When the damp ground began to seep through my sweater I thought it was time to assess the damage I’d done. I sat up, patted the back of my head and peaked at my fingers. I let out a sigh of relief when they came away free of blood. Not sure if I could, or  should, stand up, I contemplated my next move. Rubbing at the ache in my posterior I discovered I had my cell phone in the back pocket of my jeans. I dialed our home number (yes, I still have a home phone.) When my husband, John, answered, I burst back into my  hiccupping sobs.

“What? What is it? Where are you? What’s going on?”

“Fell,” I bawled.

“Where?”

“Outside,” I snuffled.

“Front or back?”

“B-b-back.”

I’ve never been so happy to see his half-a-shaving-cream-covered face in my life. He helped me up and we worked our way back inside.

“Are you sure you’re okay?” he asked, stepping away from me to let our happy-go-lucky dog back into the house.

I ran into the guest bathroom and blubbered, “I’m fine,” before slamming the door.

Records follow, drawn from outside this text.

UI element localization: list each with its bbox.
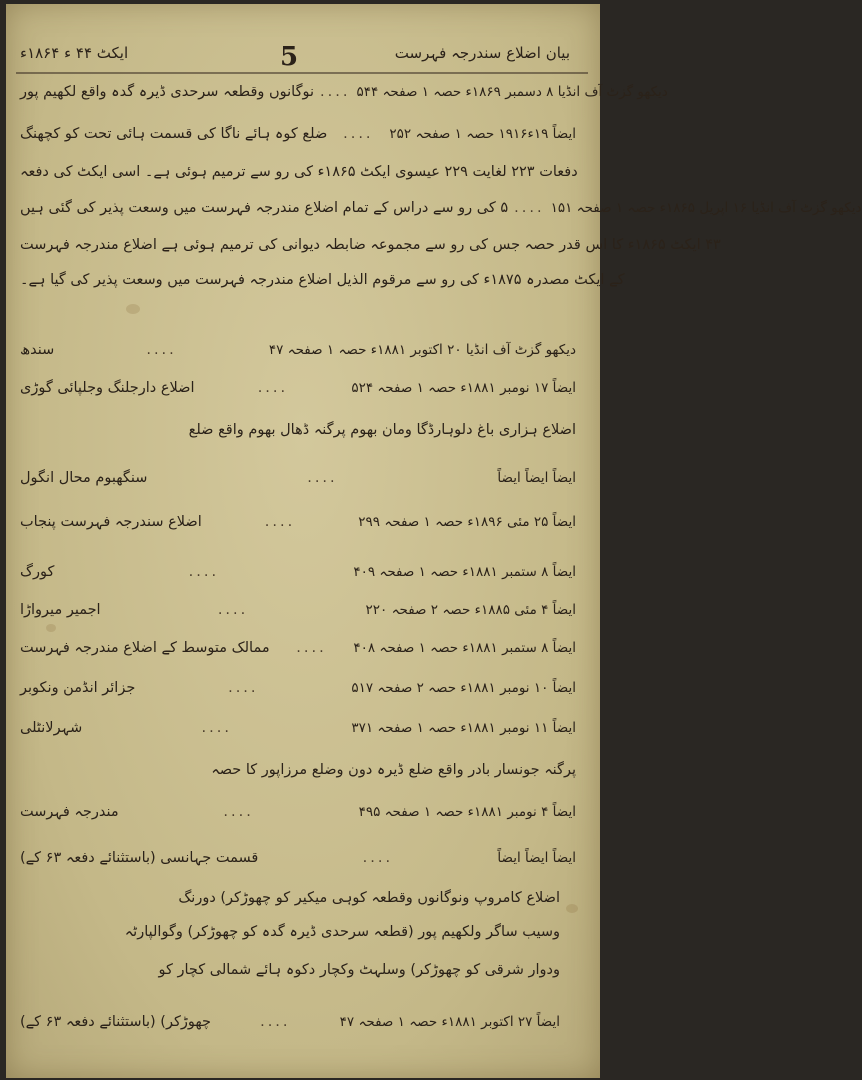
entry-text: کے ایکٹ مصدرہ ۱۸۷۵ء کی رو سے مرقوم الذیل اضلاع مندرجہ فہرست میں وسعت پذیر کی گیا ہے۔ (20, 272, 625, 288)
gazette-reference: ایضاً ایضاً ایضاً (497, 850, 576, 866)
leader-dots: .... (228, 680, 259, 696)
gazette-reference: دیکھو گزٹ آف انڈیا ۲۰ اکتوبر ۱۸۸۱ء حصہ ۱ صفحہ ۴۷ (268, 342, 576, 358)
entry-text: سنگھبوم محال انگول (20, 470, 148, 486)
entry-line (20, 84, 668, 100)
entry-line (20, 470, 576, 486)
gazette-reference: ایضاً ۴ مئی ۱۸۸۵ء حصہ ۲ صفحہ ۲۲۰ (365, 602, 576, 618)
entry-line (20, 640, 576, 656)
entry-text: سندھ (20, 342, 55, 358)
entry-line (20, 380, 576, 396)
gazette-reference: ایضاً ۱۷ نومبر ۱۸۸۱ء حصہ ۱ صفحہ ۵۲۴ (351, 380, 576, 396)
leader-dots: .... (362, 850, 394, 866)
entry-line (20, 804, 576, 820)
gazette-reference: ایضاً ۱۱ نومبر ۱۸۸۱ء حصہ ۱ صفحہ ۳۷۱ (351, 720, 576, 736)
entry-text: قسمت جہانسی (باستثنائے دفعہ ۶۳ کے) (20, 850, 259, 866)
header-act-reference: ایکٹ ۴۴ ء ۱۸۶۴ء (20, 44, 129, 62)
entry-line (20, 564, 576, 580)
gazette-reference: ایضاً ۸ ستمبر ۱۸۸۱ء حصہ ۱ صفحہ ۴۰۹ (353, 564, 576, 580)
entry-line (20, 962, 560, 978)
entry-line (20, 200, 862, 216)
entry-line (20, 422, 576, 438)
leader-dots: .... (320, 84, 351, 100)
entry-text: دفعات ۲۲۳ لغایت ۲۲۹ عیسوی ایکٹ ۱۸۶۵ء کی رو سے ترمیم ہوئی ہے۔ اسی ایکٹ کی دفعہ (20, 164, 578, 180)
entry-line (20, 602, 576, 618)
entry-line (20, 680, 576, 696)
document-page (6, 4, 862, 1078)
entry-text: اضلاع کامروپ ونوگانوں وقطعہ کوہی میکیر کو چھوڑکر) دورنگ (178, 890, 560, 906)
gazette-reference: دیکھو گزٹ آف انڈیا ۸ دسمبر ۱۸۶۹ء حصہ ۱ صفحہ ۵۴۴ (356, 84, 668, 100)
header-title: بیان اضلاع سندرجہ فہرست (394, 44, 570, 62)
gazette-reference: ایضاً ۲۷ اکتوبر ۱۸۸۱ء حصہ ۱ صفحہ ۴۷ (339, 1014, 560, 1030)
gazette-reference: ایضاً ۸ ستمبر ۱۸۸۱ء حصہ ۱ صفحہ ۴۰۸ (353, 640, 576, 656)
leader-dots: .... (257, 380, 289, 396)
entry-text: چھوڑکر) (باستثنائے دفعہ ۶۳ کے) (20, 1014, 211, 1030)
leader-dots: .... (146, 342, 177, 358)
gazette-reference: ایضاً ۱۰ نومبر ۱۸۸۱ء حصہ ۲ صفحہ ۵۱۷ (351, 680, 576, 696)
entry-text: نوگانوں وقطعہ سرحدی ڈیرہ گدہ واقع لکھیم پور (20, 84, 315, 100)
leader-dots: .... (264, 514, 296, 530)
gazette-reference: ایضاً ۲۵ مئی ۱۸۹۶ء حصہ ۱ صفحہ ۲۹۹ (358, 514, 576, 530)
leader-dots: .... (296, 640, 327, 656)
entry-text: مندرجہ فہرست (20, 804, 119, 820)
leader-dots: .... (514, 200, 545, 216)
entry-line (20, 850, 576, 866)
gazette-reference: ایضاً ۴ نومبر ۱۸۸۱ء حصہ ۱ صفحہ ۴۹۵ (358, 804, 576, 820)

I could go into great gushy details about how my husband coaxed me out and tucked me into bed with a nice hot cup of tea, but I won’t — because that’s not what happened. There is nothing more terrifying to my husband than a crying woman, so he returned to his sink to finish shaving.

A few minutes later, as I sat on the floor of the bathroom unrolling yards of toilet paper to keep up with my blubbering, I heard the whistle of the teakettle. Since I knew John would be protected from the kryptonite of my tears by the door, I continued with my mopping up efforts and the teapot screeched on.

Finally, Husband’s voice. “Teresa?”

Unable to answer, I blew my nose loudly.

A timid knock at the door and then he muttered, “Hey…ummmm…err…”

“Yes?” I asked, looking at the doorknob, willing it to turn.

“The teakettle is whistling.”

I will survive this new house, but right this moment, I’m not sure my husband will survive me.